The University of Exeter requires that ethics approval be sought and secured prior to engaging in human participation of this kind. According to professional standards of ethics for academic research, human participants must be informed about the activities they will undertake, the context of the research, the name and background of the researchers, before taking part in the research activities.
The same professional standards of this for academic research requires that the participants’ consent be sought before the activities, and in writing. We complied with this process, applied and obtained ethics approval.
We produced an information sheet which we shared with our workshop attendees before the event. The information sheets and other documents are available here.
We also sought consent before the beginning of the workshop for their participation in image-making and the re-use of the images in the process.

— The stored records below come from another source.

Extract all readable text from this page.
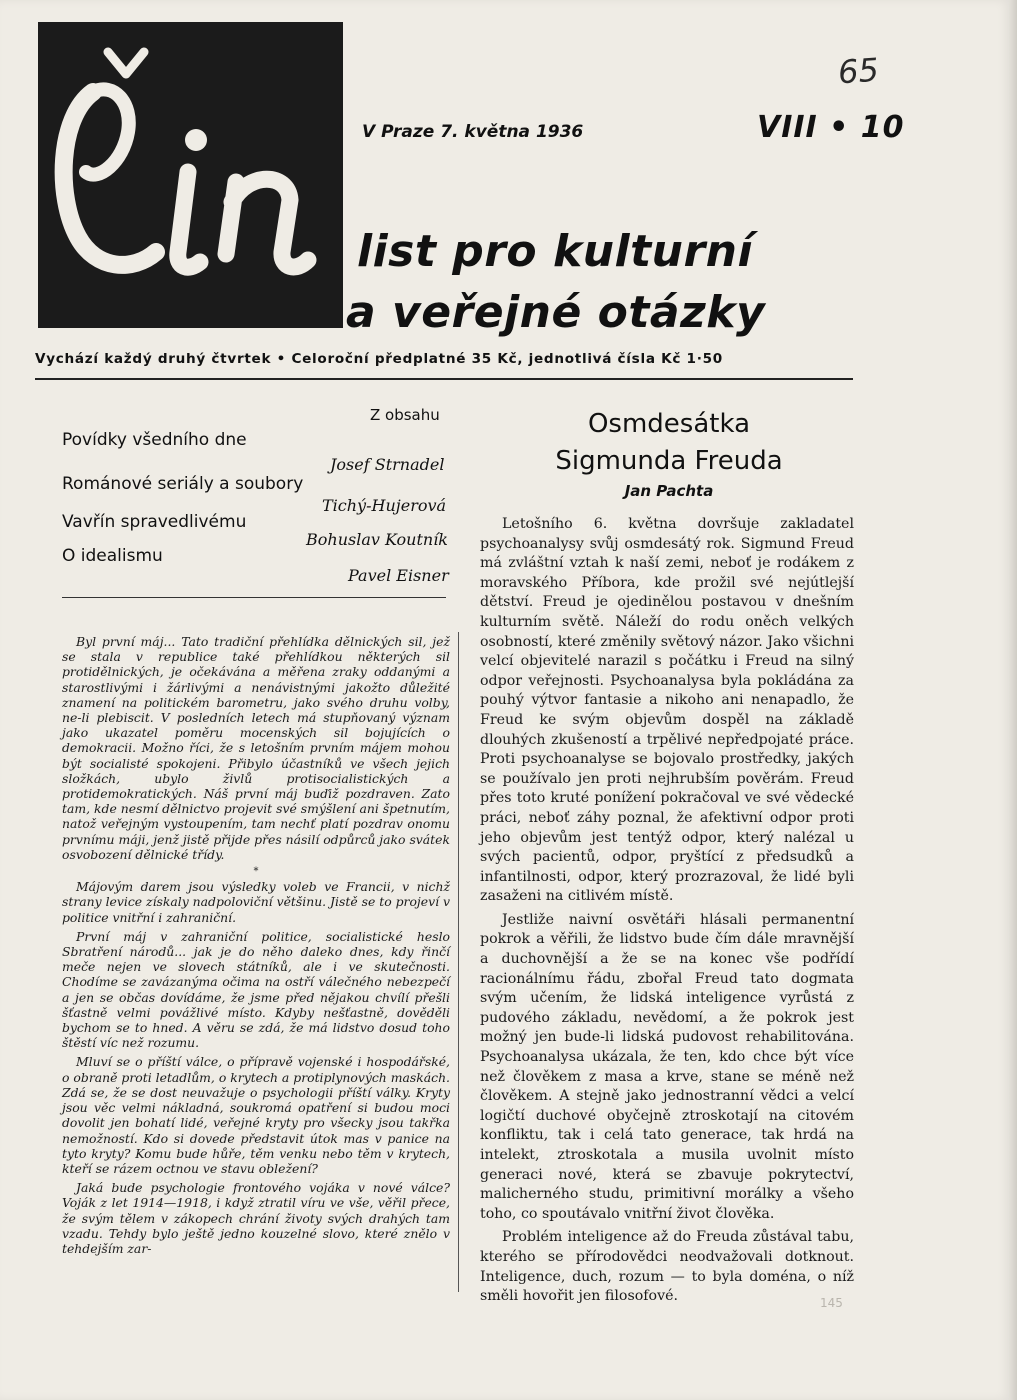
65
V Praze 7. května 1936	VIII • 10
list pro kulturní
a veřejné otázky
Vychází každý druhý čtvrtek • Celoroční předplatné 35 Kč, jednotlivá čísla Kč 1·50
Z obsahu
Povídky všedního dne
Josef Strnadel
Románové seriály a soubory
Tichý-Hujerová
Vavřín spravedlivému
Bohuslav Koutník
O idealismu
Pavel Eisner

Byl první máj... Tato tradiční přehlídka dělnických sil, jež se stala v republice také přehlídkou některých sil protidělnických, je očekávána a měřena zraky oddanými a starostlivými i žárlivými a nenávistnými jakožto důležité znamení na politickém barometru, jako svého druhu volby, ne-li plebiscit. V posledních letech má stupňovaný význam jako ukazatel poměru mocenských sil bojujících o demokracii. Možno říci, že s letošním prvním májem mohou být socialisté spokojeni. Přibylo účastníků ve všech jejich složkách, ubylo živlů protisocialistických a protidemokratických. Náš první máj buďiž pozdraven. Zato tam, kde nesmí dělnictvo projevit své smýšlení ani špetnutím, natož veřejným vystoupením, tam nechť platí pozdrav onomu prvnímu máji, jenž jistě přijde přes násilí odpůrců jako svátek osvobození dělnické třídy.

*

Májovým darem jsou výsledky voleb ve Francii, v nichž strany levice získaly nadpoloviční většinu. Jistě se to projeví v politice vnitřní i zahraniční.

První máj v zahraniční politice, socialistické heslo Sbratření národů... jak je do něho daleko dnes, kdy řinčí meče nejen ve slovech státníků, ale i ve skutečnosti. Chodíme se zavázanýma očima na ostří válečného nebezpečí a jen se občas dovídáme, že jsme před nějakou chvílí přešli šťastně velmi povážlivé místo. Kdyby nešťastně, dověděli bychom se to hned. A věru se zdá, že má lidstvo dosud toho štěstí víc než rozumu.

Mluví se o příští válce, o přípravě vojenské i hospodářské, o obraně proti letadlům, o krytech a protiplynových maskách. Zdá se, že se dost neuvažuje o psychologii příští války. Kryty jsou věc velmi nákladná, soukromá opatření si budou moci dovolit jen bohatí lidé, veřejné kryty pro všecky jsou takřka nemožností. Kdo si dovede představit útok mas v panice na tyto kryty? Komu bude hůře, těm venku nebo těm v krytech, kteří se rázem octnou ve stavu obležení?

Jaká bude psychologie frontového vojáka v nové válce? Voják z let 1914—1918, i když ztratil víru ve vše, věřil přece, že svým tělem v zákopech chrání životy svých drahých tam vzadu. Tehdy bylo ještě jedno kouzelné slovo, které znělo v tehdejším zar-

Osmdesátka
Sigmunda Freuda
Jan Pachta

Letošního 6. května dovršuje zakladatel psychoanalysy svůj osmdesátý rok. Sigmund Freud má zvláštní vztah k naší zemi, neboť je rodákem z moravského Příbora, kde prožil své nejútlejší dětství. Freud je ojedinělou postavou v dnešním kulturním světě. Náleží do rodu oněch velkých osobností, které změnily světový názor. Jako všichni velcí objevitelé narazil s počátku i Freud na silný odpor veřejnosti. Psychoanalysa byla pokládána za pouhý výtvor fantasie a nikoho ani nenapadlo, že Freud ke svým objevům dospěl na základě dlouhých zkušeností a trpělivé nepředpojaté práce. Proti psychoanalyse se bojovalo prostředky, jakých se používalo jen proti nejhrubším pověrám. Freud přes toto kruté ponížení pokračoval ve své vědecké práci, neboť záhy poznal, že afektivní odpor proti jeho objevům jest tentýž odpor, který nalézal u svých pacientů, odpor, pryštící z předsudků a infantilnosti, odpor, který prozrazoval, že lidé byli zasaženi na citlivém místě.

Jestliže naivní osvětáři hlásali permanentní pokrok a věřili, že lidstvo bude čím dále mravnější a duchovnější a že se na konec vše podřídí racionálnímu řádu, zbořal Freud tato dogmata svým učením, že lidská inteligence vyrůstá z pudového základu, nevědomí, a že pokrok jest možný jen bude-li lidská pudovost rehabilitována. Psychoanalysa ukázala, že ten, kdo chce být více než člověkem z masa a krve, stane se méně než člověkem. A stejně jako jednostranní vědci a velcí logičtí duchové obyčejně ztroskotají na citovém konfliktu, tak i celá tato generace, tak hrdá na intelekt, ztroskotala a musila uvolnit místo generaci nové, která se zbavuje pokrytectví, malicherného studu, primitivní morálky a všeho toho, co spoutávalo vnitřní život člověka.

Problém inteligence až do Freuda zůstával tabu, kterého se přírodovědci neodvažovali dotknout. Inteligence, duch, rozum — to byla doména, o níž směli hovořit jen filosofové.	145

The consent form was a two-page document summarising the permissions the participant gave us in re-using the data (view points and images) we collected during the workshop. The consent form can be consulted here.
All attendees gave consents for their data (view points and images) to be re-used by the researchers as asked on the consent form. One participant initially consented but later withdrew their consent. As a result, images this participant created were neither digitized nor included in the project’s Online Exhibition. Alternative images, such as an artist’s response piece or a ‘fictionalisation’ piece were produced instead.
As the workshop attendees engaged in group work during which images were made collectively in such a manner that individual contribution were no longer (or not easily) identified or taken apart, we were faced with the following question:
Do we remove all of the images that the non-consenting partner contributed to, or do we only remove the images they produced individually?
We opted for removing all images made individually whilst retaining the images made as a group. The research team felt that the individuality or personal contribution dimension of the non-consenting participant was not identifiable, or not easily so. In our view, the benefit of the others within the group to show their collective work outweighed the non-consenting participant’s interest in not sharing the work, so that it complied with the ethical safeguards and standards required by the University. However, this assessment likely contradicts principles of joint-authorship and ownership under UK copyright law. Whilst we feel we have discharged and paid due attention to our ethical obligations towards the participants in the workshop, we may have breached our legal obligations towards the non-consenting participants’ copyright.
The Online Exhibition reflects the creators’ consent regarding the use of their images and the credits they wanted to see appear on the website.